The papers of Norman David Hanwell (1909–41), a scholar of the Chinese political economy, are now available for research at the Hoover Institution Archives. The collection includes Hanwell’s unpublished manuscripts, published writings, personal correspondence, research notes, and clippings relating to China in the 1930s. His research dealt with guerrilla movements, peasant secret societies (i.e., Red Spears), and village structures in communist-controlled areas in Southwest China. As a correspondent, Hanwell also reported on the Japanese expansion into Manchuria and severely criticized the Kuomintang’s ruling of China. His articles, sometimes penned under the names David Weile or Norman David, appeared in publications such as the Christian Science Monitor, Herald Tribune, Asia Magazine, Far Eastern Survey, and The Nation.
Hanwell was among the first US academics to cite Chinese sources. In his research notes, he mused,
Strangely enough, although there has been a good deal of writing concerning the actions of the Communists in China, very little of it has made [the] slightest use [of materials] that the Chinese have compiled. . . . It is the purpose of these notes to merely scratch the surface of some of these materials and give some of the inside conditions in Communist territory as revealed to Chinese observers. . . . I’m sure the reader will be able to see that the information unearthed by these Chinese is of a type that no foreigner could very well obtain at first hand no matter how well he could speak or read the language.

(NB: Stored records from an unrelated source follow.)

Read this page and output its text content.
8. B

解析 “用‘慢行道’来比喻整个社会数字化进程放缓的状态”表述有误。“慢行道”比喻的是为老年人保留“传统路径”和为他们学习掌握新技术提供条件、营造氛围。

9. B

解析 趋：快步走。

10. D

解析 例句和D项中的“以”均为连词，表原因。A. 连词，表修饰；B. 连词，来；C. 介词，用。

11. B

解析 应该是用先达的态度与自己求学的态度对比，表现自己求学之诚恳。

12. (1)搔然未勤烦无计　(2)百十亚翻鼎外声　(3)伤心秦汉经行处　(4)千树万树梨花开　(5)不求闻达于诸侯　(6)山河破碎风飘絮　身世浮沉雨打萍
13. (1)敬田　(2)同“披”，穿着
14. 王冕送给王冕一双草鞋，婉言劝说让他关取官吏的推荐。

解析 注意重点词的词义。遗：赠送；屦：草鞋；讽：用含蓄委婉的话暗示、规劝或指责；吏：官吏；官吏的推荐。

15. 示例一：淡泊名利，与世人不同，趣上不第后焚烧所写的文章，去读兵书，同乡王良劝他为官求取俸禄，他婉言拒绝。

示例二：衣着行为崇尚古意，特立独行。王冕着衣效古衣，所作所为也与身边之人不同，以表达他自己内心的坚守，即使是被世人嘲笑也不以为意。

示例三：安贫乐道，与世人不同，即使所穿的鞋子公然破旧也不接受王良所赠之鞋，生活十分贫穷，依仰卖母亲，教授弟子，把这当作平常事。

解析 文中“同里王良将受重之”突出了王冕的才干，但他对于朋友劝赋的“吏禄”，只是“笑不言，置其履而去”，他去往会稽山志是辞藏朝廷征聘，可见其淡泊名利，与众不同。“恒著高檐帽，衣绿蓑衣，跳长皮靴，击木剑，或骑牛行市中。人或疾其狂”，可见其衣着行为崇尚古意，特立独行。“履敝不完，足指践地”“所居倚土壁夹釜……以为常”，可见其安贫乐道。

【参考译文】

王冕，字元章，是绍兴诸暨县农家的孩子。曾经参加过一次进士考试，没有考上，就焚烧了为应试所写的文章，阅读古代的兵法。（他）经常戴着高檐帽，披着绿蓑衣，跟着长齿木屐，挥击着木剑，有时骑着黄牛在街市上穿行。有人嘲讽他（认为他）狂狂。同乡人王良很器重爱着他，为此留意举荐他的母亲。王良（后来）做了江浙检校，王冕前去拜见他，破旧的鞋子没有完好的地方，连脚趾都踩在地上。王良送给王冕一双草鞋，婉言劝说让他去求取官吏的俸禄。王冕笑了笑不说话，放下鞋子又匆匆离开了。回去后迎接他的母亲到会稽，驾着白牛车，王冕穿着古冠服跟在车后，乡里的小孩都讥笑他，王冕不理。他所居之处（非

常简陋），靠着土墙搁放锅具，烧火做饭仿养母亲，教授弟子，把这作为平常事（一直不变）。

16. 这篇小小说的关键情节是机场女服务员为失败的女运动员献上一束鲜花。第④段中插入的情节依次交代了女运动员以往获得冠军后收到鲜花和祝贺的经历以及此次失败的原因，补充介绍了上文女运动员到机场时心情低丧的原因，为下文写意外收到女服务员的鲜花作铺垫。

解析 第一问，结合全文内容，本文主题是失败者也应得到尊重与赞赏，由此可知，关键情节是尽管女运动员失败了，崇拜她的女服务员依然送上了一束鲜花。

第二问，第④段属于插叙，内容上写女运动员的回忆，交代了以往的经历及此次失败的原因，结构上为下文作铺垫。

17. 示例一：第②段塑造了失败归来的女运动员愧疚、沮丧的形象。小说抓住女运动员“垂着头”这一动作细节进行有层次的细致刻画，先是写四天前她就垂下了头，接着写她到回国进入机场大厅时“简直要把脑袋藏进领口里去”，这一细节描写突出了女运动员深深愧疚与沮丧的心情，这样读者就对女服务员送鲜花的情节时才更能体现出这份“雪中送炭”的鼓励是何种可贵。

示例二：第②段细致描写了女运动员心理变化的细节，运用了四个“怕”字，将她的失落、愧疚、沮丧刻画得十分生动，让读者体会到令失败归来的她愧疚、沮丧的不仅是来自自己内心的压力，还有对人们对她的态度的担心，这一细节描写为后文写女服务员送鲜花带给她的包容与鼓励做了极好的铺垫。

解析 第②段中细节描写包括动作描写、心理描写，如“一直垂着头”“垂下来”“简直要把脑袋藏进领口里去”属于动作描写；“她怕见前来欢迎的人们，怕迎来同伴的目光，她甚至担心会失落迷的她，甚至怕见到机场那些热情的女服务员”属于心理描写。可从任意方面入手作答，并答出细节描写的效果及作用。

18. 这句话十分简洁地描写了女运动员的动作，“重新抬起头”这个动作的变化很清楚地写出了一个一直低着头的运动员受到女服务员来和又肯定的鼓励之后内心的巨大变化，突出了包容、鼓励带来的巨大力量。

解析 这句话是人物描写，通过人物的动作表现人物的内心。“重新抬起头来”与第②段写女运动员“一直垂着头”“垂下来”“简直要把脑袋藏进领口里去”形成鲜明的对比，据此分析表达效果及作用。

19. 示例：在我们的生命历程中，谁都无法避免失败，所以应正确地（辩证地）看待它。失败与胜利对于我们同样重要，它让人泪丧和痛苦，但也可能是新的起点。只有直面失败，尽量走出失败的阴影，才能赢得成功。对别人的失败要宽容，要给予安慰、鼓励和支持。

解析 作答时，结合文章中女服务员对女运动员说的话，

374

Although early treatments of Chinese Communists generally described them as organized insurgencies’ indulging in destructive civil warfare, Hanwell questioned this belief and investigated whether that growing peasant force had made serious attempts to contribute to the effective governance and economic direction of China. His observations caught the attention of US China Hands including Owen Lattimore, Edmund Clubb, and Edgar Snow. Snow praised Hanwell’s writings as “…one of the few pieces I have seen in English giving a picture of the Red Army, without being colored by blatant prejudice.”